Ils ont ensuite analysé, chez les souris obèses et minces, les différences biologiques des lymphocytes T CD8+ infiltrant la tumeur (TIL). Ils ont également utilisé un outil de biologie moléculaire sophistiqué : le « séquençage des ARN messagers sur cellules uniques » ou Single-cell RNA-sequencing (ScRNA-seq). Cette technique permet de détecter quels gènes sont particulièrement actifs dans ces cellules immunitaires présentes au sein de la tumeur.
Les lymphocytes T CD8+ infiltrant la tumeur sont dysfonctionnels
L’analyse a montré un profil métabolique différent dans les lymphocytes infiltrant la tumeur chez les souris obèses et minces ayant été greffées en cellules tumorales. Alors que les lymphocytes TIL CD8+ des souris obèses renfermaient des gènes très actifs dans les réactions d’adipogenèse (fabrication du tissu adipeux) et de phosphorylation oxydative (étape finale de la respiration cellulaire), les TIL des souris minces exprimaient des gènes impliqués dans la glycolyse (voie métabolique de dégradation du glucose et de production d’énergie), la réponse en interféron-gamma (molécule jouant un rôle essentiel dans l’immunité) et le rejet de greffe.

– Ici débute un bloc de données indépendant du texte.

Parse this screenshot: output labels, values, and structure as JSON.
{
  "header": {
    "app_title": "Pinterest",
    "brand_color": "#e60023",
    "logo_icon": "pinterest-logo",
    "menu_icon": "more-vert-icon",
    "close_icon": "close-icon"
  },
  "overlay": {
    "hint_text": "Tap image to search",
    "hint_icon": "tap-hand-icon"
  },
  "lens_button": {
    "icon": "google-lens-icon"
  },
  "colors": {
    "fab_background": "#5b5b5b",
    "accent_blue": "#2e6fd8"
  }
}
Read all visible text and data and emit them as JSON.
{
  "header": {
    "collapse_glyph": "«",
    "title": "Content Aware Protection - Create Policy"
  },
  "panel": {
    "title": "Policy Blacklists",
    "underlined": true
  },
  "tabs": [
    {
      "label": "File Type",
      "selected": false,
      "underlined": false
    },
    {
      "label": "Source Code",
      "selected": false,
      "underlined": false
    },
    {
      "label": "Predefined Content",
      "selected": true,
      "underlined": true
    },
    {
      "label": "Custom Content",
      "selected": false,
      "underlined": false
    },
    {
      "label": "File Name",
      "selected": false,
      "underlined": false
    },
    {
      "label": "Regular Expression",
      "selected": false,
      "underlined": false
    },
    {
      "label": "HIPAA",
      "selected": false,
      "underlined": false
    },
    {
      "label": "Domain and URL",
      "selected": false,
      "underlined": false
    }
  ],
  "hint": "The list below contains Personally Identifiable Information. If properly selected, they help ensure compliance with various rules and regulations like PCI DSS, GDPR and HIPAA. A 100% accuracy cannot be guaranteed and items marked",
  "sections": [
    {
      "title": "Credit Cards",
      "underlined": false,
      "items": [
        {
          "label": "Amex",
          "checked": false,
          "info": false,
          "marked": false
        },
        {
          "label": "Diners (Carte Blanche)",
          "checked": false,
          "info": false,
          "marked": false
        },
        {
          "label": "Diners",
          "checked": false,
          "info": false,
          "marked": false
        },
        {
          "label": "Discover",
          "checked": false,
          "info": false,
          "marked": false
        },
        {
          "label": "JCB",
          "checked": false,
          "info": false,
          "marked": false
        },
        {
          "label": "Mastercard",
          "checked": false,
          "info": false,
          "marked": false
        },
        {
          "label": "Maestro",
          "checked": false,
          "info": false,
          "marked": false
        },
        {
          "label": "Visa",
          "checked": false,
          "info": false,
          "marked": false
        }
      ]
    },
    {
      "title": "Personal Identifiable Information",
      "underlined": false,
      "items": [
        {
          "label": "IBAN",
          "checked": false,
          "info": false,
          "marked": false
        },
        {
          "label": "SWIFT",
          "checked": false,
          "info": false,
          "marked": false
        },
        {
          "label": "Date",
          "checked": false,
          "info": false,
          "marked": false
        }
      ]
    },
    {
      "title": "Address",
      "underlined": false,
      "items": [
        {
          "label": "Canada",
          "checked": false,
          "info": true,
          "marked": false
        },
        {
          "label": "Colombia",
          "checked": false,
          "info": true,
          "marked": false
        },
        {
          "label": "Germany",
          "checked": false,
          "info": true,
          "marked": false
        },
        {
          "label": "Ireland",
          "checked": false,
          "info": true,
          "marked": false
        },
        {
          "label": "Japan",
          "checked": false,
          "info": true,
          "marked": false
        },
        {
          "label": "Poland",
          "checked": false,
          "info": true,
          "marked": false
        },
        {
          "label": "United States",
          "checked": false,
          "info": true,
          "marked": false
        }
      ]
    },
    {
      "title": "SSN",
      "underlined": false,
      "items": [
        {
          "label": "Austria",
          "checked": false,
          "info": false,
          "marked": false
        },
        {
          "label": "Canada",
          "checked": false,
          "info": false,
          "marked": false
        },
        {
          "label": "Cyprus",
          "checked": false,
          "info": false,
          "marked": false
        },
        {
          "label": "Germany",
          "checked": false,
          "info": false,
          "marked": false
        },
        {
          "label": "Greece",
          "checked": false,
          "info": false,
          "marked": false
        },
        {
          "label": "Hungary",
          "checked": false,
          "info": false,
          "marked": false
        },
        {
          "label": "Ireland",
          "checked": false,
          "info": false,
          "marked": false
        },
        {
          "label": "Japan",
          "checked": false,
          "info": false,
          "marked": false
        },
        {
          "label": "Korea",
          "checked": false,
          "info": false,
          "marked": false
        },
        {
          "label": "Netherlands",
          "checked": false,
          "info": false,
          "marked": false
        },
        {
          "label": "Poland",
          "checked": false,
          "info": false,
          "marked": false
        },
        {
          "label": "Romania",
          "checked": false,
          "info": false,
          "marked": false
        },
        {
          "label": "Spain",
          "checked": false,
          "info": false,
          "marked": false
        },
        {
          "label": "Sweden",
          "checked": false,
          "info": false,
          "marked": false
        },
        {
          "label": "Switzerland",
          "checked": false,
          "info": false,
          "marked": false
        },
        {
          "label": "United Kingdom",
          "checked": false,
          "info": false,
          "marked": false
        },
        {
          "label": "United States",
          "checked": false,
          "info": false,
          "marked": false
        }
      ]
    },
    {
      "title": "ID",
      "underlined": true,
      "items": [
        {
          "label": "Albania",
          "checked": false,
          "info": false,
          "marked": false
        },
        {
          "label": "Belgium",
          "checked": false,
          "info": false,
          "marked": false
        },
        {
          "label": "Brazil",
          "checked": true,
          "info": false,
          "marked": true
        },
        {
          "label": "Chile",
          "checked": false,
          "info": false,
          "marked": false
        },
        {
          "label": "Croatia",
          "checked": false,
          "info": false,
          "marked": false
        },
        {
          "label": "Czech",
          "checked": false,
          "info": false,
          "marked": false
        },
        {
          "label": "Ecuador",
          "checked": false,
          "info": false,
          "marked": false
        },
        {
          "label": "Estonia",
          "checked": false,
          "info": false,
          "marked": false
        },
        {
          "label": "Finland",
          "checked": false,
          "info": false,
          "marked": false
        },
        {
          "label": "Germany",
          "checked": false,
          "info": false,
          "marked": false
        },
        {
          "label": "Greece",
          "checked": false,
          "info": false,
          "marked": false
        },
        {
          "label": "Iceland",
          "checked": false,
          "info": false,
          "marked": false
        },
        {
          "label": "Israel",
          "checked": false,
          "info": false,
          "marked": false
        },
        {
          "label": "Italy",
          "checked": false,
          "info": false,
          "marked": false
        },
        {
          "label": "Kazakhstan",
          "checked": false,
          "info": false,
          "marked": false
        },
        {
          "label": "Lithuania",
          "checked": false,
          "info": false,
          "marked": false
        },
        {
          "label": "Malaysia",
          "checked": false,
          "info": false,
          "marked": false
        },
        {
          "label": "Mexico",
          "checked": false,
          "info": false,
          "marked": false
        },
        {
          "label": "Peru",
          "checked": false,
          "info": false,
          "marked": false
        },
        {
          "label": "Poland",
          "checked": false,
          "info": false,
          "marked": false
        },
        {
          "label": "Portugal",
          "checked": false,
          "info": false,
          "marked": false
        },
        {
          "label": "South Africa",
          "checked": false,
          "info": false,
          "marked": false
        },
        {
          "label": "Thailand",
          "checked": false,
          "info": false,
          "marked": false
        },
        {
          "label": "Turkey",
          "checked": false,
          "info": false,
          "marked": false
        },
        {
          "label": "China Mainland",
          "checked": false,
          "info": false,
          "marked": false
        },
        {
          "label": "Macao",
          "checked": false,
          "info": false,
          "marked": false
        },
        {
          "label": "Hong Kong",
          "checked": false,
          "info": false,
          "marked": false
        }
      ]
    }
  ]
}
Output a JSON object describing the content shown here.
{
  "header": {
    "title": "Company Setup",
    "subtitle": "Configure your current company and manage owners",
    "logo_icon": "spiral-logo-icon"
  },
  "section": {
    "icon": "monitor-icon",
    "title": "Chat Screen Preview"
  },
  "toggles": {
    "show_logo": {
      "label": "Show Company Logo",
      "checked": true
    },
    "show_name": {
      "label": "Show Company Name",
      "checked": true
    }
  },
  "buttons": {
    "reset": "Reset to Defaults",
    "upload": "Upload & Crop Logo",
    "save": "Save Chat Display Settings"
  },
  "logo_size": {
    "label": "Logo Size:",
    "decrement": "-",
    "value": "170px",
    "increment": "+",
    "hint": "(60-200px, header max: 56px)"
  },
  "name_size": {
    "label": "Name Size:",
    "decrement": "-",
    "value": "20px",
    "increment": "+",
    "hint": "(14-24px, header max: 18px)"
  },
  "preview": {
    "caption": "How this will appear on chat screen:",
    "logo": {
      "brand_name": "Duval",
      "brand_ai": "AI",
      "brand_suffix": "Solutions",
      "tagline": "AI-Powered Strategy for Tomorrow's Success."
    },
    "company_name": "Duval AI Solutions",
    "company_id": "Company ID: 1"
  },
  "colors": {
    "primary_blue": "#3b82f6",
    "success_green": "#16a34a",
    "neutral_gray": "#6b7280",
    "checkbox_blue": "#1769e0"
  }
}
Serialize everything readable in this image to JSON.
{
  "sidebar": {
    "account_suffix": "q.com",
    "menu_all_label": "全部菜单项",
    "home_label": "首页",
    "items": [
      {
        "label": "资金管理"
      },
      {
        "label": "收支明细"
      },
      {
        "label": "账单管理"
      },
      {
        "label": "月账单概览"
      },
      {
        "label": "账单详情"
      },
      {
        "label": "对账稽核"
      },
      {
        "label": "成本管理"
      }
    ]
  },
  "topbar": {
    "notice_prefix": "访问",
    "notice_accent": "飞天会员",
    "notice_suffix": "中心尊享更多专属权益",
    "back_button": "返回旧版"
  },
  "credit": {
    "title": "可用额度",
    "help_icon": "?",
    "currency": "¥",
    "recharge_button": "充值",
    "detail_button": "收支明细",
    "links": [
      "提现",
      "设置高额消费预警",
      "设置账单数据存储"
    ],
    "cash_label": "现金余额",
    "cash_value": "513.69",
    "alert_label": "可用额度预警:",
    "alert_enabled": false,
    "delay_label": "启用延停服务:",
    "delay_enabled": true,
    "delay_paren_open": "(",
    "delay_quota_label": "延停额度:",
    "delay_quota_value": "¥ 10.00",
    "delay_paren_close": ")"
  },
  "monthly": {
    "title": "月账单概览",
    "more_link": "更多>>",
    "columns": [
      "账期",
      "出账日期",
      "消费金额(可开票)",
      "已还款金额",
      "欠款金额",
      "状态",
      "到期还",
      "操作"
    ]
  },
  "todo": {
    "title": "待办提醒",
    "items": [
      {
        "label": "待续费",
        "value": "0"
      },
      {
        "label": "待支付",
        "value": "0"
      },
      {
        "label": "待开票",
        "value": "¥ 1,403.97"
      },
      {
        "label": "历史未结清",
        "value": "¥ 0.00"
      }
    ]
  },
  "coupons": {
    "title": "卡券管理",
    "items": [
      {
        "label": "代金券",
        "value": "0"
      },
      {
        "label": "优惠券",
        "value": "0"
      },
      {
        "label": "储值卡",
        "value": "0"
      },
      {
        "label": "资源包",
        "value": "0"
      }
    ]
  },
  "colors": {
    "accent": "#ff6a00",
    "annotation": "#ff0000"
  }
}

Or des études antérieures ont montré que l’expression des gènes de la glycolyse est nécessaire au bon fonctionnement des TIL CD8+.
Devant le constat, chez les souris obèses, d’un dysfonctionnement des lymphocytes T CD8+ au sein de la tumeur, dans ce qu’on appelle le microenvironnement tumoral, les immunologistes ont cherché à savoir si l’activité anti-tumorale dépendante de ces cellules T pouvait être restaurée par un changement de leur régime alimentaire.
Les souris obèses qui avaient reçu un régime alimentaire riche en lipides ont été soumises à un régime normal pendant 12 autres semaines. Elles ont rapidement perdu du poids et leur masse corporelle a atteint un niveau équivalent à celui des souris contrôles en l’espace de 2 à 4 semaines.
Pas de réponse à l’immunothérapie chez les souris obèses continuant à recevoir une alimentation obésogène
Les résultats de l’immunothérapie ont été très différents entre les souris minces, les souris obèses qui ont continué à recevoir pendant 12 semaines supplémentaires un régime « occidental » riche en graisses, sucres et priotéines et les souris obèses chez lesquelles le régime alimentaire trop gras avait été remplacé par une alimentation normale.
Les souris minces, auxquelles les chercheurs avaient injecté des cellules tumorales de mélanome et qui avaient reçu 5 à 8 jours plus tard une immunothérapie (par anticorps anti-PD-1 et anti-CTLA-4), ont résisté à la progression tumorale. En revanche, l’immunothérapie s’est montrée inefficace chez les souris devenues obèses après un régime alimentaire trop riche en graisses et qui continuaient à recevoir ce type d’alimentation.
La perte de poids due au changement d’alimentation restaure la fonction des lymphocytes T infiltrant la tumeur
À l’inverse, la perte de poids, provoquée par le changement de régime alimentaire de souris obèses, a permis de restaurer chez elles la réponse à l’immunothérapie et la fonction des cellules TIL CD8+. Chez ces rongeurs, les chercheurs ont observé que certains lymphocytes TIL spécifiquement dirigés contre un motif présent à la surface des cellules de mélanome produisaient des molécules dotées d’une activité anti-tumorale (interféron-gamma, granzyme B, perforine), alors que ces mêmes molécules cytotoxiques n’étaient pas produites par les TIL CD8+ de souris obèses continuant à recevoir une alimentation de type occidental.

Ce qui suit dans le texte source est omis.